La función de los patronos era vigilar el buen desarrollo material y espiritual de la capellanía, así como designar a un nuevo capellán ante la muerte o renuncia del que estaba en turno. Cuando las capellanías se fundaban en vida, el fundador o fundadora solían designarse como primer patrono. En cuanto a la sucesión de este cargo, generalmente se privilegiaba a los descendientes, con preferencia a los varones sobre las mujeres.

Una vez firmado el convenio, el cumplimiento de los derechos y obligaciones establecidos en él eran ineludibles, aunque implicaran la ruina de una familia. Muchos fundadores hipotecaban excesivamente las propiedades, ante el mencionado pavor de pasar largas temporadas en el purgatorio. Así, era frecuente que a la muerte de los fundadores los herederos se vieran forzados a rematar los bienes de sus padres por las numerosas deudas con que cargaban. Muchas casas habitacionales, negocios y propiedades rurales cayeron por medio de esta vía en manos de instituciones eclesiásticas.

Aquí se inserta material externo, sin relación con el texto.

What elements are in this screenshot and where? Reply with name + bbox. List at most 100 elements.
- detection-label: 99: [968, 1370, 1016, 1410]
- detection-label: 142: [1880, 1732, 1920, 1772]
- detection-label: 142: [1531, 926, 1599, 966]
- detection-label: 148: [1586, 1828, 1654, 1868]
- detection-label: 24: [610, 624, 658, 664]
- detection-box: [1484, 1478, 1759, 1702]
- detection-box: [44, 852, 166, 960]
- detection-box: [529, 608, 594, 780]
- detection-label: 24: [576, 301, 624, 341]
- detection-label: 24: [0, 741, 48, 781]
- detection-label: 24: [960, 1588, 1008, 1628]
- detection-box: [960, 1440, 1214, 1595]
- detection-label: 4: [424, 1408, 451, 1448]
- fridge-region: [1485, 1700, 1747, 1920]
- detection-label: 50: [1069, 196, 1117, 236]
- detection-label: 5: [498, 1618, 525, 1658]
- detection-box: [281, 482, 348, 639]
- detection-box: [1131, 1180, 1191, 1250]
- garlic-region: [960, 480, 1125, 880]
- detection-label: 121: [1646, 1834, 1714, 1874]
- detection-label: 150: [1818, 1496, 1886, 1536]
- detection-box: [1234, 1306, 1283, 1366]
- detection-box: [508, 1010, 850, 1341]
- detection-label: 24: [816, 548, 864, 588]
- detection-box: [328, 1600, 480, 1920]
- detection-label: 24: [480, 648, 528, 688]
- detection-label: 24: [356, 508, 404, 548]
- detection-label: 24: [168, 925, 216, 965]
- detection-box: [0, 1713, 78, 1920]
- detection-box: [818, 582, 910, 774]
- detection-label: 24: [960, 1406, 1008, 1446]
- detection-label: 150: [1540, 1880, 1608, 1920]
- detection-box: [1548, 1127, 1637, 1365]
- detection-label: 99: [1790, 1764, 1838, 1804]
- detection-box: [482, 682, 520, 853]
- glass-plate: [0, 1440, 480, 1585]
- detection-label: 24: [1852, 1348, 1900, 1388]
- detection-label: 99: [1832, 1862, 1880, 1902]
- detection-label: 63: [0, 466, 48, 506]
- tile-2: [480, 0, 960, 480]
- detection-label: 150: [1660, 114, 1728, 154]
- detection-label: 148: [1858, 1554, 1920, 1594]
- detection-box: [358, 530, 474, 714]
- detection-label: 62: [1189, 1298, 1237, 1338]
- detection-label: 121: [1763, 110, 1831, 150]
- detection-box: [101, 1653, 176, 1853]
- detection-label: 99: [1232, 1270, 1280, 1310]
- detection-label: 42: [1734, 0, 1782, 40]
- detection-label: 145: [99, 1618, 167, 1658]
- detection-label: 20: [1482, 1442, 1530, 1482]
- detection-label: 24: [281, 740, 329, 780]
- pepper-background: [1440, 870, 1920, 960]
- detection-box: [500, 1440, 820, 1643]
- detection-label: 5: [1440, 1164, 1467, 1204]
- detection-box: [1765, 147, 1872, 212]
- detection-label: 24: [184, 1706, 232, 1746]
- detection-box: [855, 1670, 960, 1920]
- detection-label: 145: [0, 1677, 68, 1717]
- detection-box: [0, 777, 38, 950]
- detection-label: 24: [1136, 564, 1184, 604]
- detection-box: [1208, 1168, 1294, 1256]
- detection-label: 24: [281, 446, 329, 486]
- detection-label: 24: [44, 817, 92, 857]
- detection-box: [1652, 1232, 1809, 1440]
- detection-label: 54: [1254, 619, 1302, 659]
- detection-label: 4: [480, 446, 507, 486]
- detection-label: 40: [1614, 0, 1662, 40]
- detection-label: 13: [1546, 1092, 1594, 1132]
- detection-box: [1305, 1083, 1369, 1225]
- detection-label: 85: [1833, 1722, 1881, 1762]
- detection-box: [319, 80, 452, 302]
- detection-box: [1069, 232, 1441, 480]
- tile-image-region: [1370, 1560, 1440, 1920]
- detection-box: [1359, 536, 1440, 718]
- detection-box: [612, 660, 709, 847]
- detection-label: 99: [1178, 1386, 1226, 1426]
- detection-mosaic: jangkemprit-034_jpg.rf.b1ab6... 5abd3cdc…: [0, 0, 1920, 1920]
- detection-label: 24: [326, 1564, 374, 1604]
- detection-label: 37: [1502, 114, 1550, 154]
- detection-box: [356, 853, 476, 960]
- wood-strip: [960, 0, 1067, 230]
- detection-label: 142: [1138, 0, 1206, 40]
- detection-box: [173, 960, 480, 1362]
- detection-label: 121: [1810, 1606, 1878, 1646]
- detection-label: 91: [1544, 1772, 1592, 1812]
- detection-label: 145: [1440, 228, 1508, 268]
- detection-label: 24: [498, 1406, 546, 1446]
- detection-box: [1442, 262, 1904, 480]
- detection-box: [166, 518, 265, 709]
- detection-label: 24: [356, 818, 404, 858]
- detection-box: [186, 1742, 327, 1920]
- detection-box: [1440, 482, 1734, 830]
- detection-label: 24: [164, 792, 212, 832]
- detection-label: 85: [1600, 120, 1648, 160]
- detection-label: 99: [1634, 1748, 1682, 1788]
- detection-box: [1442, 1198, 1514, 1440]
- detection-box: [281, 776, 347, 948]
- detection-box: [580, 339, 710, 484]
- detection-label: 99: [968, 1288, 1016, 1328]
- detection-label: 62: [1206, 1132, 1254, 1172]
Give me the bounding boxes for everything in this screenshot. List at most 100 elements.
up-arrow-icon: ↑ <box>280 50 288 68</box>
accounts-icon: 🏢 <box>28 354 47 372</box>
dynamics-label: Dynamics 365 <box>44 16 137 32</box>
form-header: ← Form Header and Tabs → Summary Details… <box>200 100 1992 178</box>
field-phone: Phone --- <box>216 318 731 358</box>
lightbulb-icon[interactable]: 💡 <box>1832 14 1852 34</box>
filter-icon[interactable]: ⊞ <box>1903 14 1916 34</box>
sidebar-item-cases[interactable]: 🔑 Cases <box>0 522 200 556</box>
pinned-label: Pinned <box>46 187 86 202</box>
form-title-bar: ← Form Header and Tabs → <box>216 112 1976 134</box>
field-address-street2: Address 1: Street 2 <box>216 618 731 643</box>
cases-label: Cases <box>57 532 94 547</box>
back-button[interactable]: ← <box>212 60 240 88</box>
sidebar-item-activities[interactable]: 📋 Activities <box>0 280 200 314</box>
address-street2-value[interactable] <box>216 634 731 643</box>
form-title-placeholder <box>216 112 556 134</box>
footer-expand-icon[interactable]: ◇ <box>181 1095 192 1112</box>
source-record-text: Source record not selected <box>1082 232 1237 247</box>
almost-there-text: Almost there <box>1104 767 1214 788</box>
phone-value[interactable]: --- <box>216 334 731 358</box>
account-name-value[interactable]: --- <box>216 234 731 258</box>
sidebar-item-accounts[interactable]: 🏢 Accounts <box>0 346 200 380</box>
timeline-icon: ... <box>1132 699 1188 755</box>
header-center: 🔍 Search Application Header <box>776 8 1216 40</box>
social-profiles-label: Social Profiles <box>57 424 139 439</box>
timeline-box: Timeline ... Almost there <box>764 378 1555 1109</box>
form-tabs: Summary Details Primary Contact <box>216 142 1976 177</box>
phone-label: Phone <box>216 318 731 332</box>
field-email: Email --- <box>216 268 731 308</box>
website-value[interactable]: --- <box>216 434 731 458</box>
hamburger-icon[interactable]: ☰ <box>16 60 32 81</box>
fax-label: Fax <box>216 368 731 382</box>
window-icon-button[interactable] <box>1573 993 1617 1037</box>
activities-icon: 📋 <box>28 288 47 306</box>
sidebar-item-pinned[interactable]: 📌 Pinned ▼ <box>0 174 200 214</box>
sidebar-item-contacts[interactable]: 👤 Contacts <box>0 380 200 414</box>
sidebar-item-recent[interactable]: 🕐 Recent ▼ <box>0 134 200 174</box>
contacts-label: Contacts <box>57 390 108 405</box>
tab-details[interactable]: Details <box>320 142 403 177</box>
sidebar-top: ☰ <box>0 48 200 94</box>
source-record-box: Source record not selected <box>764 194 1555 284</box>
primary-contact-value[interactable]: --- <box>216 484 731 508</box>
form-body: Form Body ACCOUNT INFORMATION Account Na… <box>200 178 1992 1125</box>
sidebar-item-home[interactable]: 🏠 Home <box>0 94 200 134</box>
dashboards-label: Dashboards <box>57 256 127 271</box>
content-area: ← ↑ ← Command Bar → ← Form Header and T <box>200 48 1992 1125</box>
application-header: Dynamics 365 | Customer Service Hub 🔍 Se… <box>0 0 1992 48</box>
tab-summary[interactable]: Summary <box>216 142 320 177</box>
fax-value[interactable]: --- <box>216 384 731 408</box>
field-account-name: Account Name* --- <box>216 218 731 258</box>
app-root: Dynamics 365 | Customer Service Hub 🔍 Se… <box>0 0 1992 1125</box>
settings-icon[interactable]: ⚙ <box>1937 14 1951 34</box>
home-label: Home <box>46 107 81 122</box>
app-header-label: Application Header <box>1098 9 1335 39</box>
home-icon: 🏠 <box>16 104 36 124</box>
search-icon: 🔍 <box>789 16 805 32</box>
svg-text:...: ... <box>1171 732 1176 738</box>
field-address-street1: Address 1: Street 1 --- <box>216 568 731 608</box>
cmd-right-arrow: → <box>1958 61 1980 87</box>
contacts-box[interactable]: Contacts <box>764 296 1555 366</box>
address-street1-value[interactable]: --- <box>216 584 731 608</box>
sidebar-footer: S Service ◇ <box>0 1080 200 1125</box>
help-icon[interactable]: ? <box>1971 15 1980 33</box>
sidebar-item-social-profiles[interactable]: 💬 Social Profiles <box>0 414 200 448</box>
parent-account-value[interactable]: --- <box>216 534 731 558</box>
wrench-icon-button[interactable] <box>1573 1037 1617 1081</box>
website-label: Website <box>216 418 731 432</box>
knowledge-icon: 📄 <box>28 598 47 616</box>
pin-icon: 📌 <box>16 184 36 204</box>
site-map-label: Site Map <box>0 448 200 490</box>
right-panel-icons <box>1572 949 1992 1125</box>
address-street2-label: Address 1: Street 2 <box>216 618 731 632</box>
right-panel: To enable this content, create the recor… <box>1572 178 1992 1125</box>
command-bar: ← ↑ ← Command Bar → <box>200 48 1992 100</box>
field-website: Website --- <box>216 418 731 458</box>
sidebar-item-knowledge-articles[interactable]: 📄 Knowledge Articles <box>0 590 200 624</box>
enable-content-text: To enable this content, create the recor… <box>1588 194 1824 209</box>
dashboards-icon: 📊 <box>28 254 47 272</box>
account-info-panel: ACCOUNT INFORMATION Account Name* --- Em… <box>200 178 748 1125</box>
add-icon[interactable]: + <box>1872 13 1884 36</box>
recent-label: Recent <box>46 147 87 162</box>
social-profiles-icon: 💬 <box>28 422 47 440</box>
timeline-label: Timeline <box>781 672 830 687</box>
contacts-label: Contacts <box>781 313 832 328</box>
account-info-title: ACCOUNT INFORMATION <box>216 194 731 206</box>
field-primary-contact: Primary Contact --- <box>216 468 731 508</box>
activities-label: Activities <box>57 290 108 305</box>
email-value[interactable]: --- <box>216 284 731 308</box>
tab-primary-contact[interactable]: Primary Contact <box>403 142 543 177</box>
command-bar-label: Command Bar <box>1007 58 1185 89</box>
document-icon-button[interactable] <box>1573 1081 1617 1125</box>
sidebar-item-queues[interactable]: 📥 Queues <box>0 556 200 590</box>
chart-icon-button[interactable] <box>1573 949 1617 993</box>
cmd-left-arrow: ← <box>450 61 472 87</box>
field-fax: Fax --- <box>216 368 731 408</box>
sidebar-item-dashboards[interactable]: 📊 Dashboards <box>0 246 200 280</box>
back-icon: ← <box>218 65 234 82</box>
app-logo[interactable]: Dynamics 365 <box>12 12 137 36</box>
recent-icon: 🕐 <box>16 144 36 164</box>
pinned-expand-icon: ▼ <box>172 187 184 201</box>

Cada diócesis contaba con una oficina administrativa, denominada Juzgado de Testamentos, Capellanías y Obras Pías, encargada de supervisar que las fundaciones establecidas mediante testamento se llevaran a la práctica por parte de los albaceas, que los sacerdotes cumplieran con las obligaciones que implicaba su nombramiento y que, a la muerte de un capellán, el patrono o patrona eligiera un sustituto. Asimismo, ante la pérdida de una parte del capital, y por ende de la disminución de la renta de una capellanía, tenía la facultad de ajustar el número de misas a las que estaba obligado el capellán titular y, ante la pérdida total del capital, determinar su extinción.

En el caso de que las capellanías se fundaran en un convento, no se nombraba a personas específicas como capellanes y patronos, sino que los miembros de la orden adquirían la responsabilidad de celebrar las misas, mientras que las funciones administrativas recaían en los titulares de las instituciones, sin intervención de los mencionados Juzgados de Testamentos, Capellanías y Obras Pías.